I reminded Shahinaz of how we had first met. On a chilly late December morning, I got off the Paris metro stop called Barbès-Rochechouart, a short walk away from le marché Dejean, a familiar open-air market, rich with the smells and flavors of the Maghreb, which is North Africa west of Egypt.
This neighborhood, which was, as always, buzzing with the calls and whistles of merchants trying to attract customers, is called La goutte d’or, which translates into “drop of gold.” The French call it Little Africa. The open-air market is not the only famous feature of this neighborhood, much celebrated in many a backpacker’s guide to Europe. Most of them, however, do not mention its other special qualities beyond the enterprising immigrants who seem to make it rich enough to be on the tourist circuit. These would be its flourishing crack-cocaine trade and its high crime rate: all visible markers of the otherness that frightened some Caucasian natives.

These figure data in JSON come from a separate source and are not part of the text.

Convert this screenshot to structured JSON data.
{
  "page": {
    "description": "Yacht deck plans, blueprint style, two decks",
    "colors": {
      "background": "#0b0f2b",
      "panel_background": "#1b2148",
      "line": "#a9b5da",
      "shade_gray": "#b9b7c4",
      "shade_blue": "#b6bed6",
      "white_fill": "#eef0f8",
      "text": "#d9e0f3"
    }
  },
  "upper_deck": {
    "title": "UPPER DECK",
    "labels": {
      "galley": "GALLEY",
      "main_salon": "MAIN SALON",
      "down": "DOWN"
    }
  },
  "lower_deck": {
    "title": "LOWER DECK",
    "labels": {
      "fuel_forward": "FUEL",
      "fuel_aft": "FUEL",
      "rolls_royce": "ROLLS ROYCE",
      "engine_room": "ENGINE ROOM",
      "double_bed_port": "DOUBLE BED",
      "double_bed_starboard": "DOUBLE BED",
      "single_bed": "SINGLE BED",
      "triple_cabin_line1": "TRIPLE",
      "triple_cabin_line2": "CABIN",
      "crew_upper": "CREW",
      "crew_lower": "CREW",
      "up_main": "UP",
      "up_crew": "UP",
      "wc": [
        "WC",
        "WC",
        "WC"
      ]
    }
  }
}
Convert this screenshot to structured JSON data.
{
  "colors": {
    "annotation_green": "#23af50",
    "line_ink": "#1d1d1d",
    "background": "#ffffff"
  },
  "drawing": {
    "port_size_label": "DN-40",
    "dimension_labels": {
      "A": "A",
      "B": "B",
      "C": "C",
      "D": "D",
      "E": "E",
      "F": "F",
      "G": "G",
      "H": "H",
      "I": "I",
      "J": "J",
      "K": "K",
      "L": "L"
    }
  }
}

Simply put, it crawled with a large, colorful assortment of racaille.
The woman I was meeting introduced herself to me with a question: “Parvez, am I the first of the racaille you have ever met?”
Like many of her fellow disenfranchised young French friends, she had appropriated the derogatory term.
I did not tell her that no one had ever introduced herself to me in quite that way before. Born in Somalia, Shahinaz, under her strikingly frizzy, Afro-like mop of wild hair, had a life force that was infectious. She became my guide to all of the racaille hangouts in her troubled and ever expanding city.